Michaels’ passing was confirmed by his daughter Mary Ann to the Times Leader.
“My father understood what hard work was. He never missed work,” said told Bill O’Boyle. “No sick days and no personal days. He never forgot his roots.”
Michaels was a native of Swoyersville, PA. He was chosen in the seventh round of the 1951 NFL Draft as a fullback out of Washington and Lee by the Cleveland Browns. The Browns traded him to Green Bay shortly after, but he returned to Cleveland in 1952. He would partake in five NFL Championship Games, winning two (1954-55). His career would end in 1961 with five Pro Bowl invitations (1955-59).
The Jets brought in Michaels as a defensive coach in 1963. Michaels spent the prior season as a defensive backs coach for the Oakland Raiders. In his first season, Michaels wound playing a single game with the Jets as an emergency substitute linebacker in an opening week game against Boston. He would take lover full-time defensive coordinator duties in 1967.
Michaels was at the defensive helm during the Jets’ lone Super Bowl title at the end of the 1968-69 season. His defense forced five Baltimore Colts turnovers and held their offense to a single touchdown rendered meaningless by its lateness. The Jets won the third edition of the game by a 16-7 final.
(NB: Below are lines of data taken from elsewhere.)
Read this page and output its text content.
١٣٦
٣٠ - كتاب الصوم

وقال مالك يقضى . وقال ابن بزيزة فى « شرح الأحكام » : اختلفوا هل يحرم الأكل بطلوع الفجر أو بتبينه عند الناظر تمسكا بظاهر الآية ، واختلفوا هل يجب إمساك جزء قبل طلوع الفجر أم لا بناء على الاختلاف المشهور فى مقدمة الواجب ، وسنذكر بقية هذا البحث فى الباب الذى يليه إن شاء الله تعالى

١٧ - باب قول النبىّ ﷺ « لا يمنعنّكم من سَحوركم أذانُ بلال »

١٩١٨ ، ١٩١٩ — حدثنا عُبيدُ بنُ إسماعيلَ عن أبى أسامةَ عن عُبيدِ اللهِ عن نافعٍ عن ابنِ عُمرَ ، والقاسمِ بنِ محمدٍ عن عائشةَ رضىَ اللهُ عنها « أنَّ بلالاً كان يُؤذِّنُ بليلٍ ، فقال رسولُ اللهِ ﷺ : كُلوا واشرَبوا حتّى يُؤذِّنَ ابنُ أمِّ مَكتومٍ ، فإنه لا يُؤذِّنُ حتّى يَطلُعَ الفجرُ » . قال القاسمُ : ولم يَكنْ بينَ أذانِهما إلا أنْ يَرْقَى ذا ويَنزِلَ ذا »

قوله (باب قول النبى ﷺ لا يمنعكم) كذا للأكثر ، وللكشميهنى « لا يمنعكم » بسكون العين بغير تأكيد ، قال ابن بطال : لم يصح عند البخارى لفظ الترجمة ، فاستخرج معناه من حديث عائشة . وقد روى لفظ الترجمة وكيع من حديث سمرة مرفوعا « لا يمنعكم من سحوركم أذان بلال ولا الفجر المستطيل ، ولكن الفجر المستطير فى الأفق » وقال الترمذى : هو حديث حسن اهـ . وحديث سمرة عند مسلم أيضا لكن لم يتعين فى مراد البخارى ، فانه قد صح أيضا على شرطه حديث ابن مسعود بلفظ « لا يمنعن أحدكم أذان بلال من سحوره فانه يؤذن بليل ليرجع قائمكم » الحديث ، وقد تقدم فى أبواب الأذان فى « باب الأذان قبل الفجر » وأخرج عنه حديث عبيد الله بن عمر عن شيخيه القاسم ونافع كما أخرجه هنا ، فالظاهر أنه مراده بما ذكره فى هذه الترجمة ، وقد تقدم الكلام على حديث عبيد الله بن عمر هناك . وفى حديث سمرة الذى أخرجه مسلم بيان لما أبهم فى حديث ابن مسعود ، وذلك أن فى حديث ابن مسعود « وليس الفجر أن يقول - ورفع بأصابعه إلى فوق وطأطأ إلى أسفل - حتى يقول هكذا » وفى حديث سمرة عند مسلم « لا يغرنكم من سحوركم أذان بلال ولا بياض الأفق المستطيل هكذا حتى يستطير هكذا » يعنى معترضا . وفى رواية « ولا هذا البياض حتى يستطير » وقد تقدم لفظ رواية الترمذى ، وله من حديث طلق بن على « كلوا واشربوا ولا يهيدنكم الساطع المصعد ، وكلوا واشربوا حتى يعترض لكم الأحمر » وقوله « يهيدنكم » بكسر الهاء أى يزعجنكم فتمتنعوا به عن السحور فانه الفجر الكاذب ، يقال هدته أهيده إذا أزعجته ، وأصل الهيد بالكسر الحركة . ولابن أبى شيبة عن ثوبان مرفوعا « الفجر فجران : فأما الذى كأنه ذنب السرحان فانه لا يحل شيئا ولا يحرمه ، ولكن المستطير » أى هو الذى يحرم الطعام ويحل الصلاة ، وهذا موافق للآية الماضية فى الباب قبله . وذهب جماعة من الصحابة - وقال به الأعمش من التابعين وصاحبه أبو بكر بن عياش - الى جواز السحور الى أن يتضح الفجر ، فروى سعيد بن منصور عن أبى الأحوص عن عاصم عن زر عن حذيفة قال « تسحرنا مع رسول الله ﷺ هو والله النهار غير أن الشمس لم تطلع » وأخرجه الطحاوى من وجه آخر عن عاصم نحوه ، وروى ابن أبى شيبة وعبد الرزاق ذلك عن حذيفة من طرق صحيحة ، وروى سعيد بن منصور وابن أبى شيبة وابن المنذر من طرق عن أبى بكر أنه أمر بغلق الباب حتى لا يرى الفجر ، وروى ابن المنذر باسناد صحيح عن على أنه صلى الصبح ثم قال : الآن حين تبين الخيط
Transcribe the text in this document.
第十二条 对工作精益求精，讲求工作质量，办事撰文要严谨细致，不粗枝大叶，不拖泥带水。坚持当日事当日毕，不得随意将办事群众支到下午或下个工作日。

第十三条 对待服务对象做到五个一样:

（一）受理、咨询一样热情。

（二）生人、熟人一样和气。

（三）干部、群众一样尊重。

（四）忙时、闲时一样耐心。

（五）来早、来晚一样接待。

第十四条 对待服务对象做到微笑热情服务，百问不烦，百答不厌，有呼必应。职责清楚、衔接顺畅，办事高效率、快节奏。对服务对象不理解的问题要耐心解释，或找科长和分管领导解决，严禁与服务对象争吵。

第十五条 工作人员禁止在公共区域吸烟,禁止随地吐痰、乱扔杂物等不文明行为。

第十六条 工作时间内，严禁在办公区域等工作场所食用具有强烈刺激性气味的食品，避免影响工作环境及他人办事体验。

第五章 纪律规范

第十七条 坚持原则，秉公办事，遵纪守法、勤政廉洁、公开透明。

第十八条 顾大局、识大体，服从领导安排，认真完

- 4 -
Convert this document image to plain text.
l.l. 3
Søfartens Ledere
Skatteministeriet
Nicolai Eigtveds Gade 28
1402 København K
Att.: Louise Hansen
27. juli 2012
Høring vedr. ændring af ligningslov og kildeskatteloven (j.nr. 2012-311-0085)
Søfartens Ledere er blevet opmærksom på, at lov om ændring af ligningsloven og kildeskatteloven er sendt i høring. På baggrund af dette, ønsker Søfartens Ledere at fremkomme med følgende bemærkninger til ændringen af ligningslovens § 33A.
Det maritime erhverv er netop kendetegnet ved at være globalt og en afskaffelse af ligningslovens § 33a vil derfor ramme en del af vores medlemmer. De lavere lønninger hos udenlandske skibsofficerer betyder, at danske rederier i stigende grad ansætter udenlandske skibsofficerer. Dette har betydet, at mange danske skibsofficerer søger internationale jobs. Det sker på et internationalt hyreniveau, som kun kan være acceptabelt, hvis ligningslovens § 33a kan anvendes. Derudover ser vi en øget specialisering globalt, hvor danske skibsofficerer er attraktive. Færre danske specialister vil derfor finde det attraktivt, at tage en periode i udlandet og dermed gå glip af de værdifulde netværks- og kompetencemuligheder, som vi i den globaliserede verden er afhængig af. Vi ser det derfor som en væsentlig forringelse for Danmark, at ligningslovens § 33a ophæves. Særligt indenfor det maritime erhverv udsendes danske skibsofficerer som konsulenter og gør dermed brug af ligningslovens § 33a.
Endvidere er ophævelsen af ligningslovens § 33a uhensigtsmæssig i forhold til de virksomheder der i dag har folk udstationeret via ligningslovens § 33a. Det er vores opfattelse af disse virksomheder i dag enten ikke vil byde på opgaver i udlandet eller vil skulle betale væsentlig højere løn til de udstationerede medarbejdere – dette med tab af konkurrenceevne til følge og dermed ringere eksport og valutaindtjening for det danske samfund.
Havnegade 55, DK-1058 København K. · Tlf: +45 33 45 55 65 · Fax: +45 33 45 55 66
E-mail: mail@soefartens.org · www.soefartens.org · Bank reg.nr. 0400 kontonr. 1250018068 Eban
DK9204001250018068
Viewed by many as the successor to Weeb Ewbank, Michaels resigned in February 1973 when Ewbank handpicked his son-in-law Charley Winner as his heir. Michaels took the defensive coordinator job with the Philadelphia Eagles. He would work under former Cleveland teammate and new Eagles head coach Mike McCormack. After three fruitless seasons, Michaels returned to New York in his traditional defensive coordinator spot under new head coach Lou Holtz.
Holtz’s firing after a single season allowed Michaels to finally take over the head coach’s role. The Jets went 3-11 in his debut season in 1977 but rebounded to an even 8-8 one year later. Michaels was named the AFC’s Coach of the Year for the turnaround.
Michaels’ first four years failed to yield postseason success and his interactions with players and reporters were seen as controversial by some. But in 1981, he guided the Jets to a 10-5-1 mark to earn both their first 10-win season and playoff berth since the 1969-70 season. They fell to the Buffalo Bills in the Wild Card Round.
The Jets went 6-3 in the ensuing strike-shortened 1982 season. Michaels and his squad would crush the Cincinnati Bengals in the expanded first round of the postseason by a 44-17 tally before upsetting the top-seeded Los Angeles Raiders 17-14 on the road. Those playoff victories were the Jets’ first since the Super Bowl trek. A return was not to be, as they fell to the Dolphins 14-0 in a game since dubbed the “Mud Bowl” thanks to poor field conditions at Miami’s Orange Bowl.
Michaels would resign from the Jets just over two weeks later. He compiled a 39-47-1 record over six seasons. He returned to head coaching in 1984, where oversaw the final two seasons of the United States Football League’s New Jersey Generals. Despite amassing a 25-13 record, Michaels was fired by Generals owner and current US President Donald Trump after the team acquired the assets of the defunct Houston Gamblers. The league folded soon afterward.
Michaels passed away exactly six years after his wife Betty. He is survived by Mary Ann and three sons, Walt. Jr, Mark, and Paul.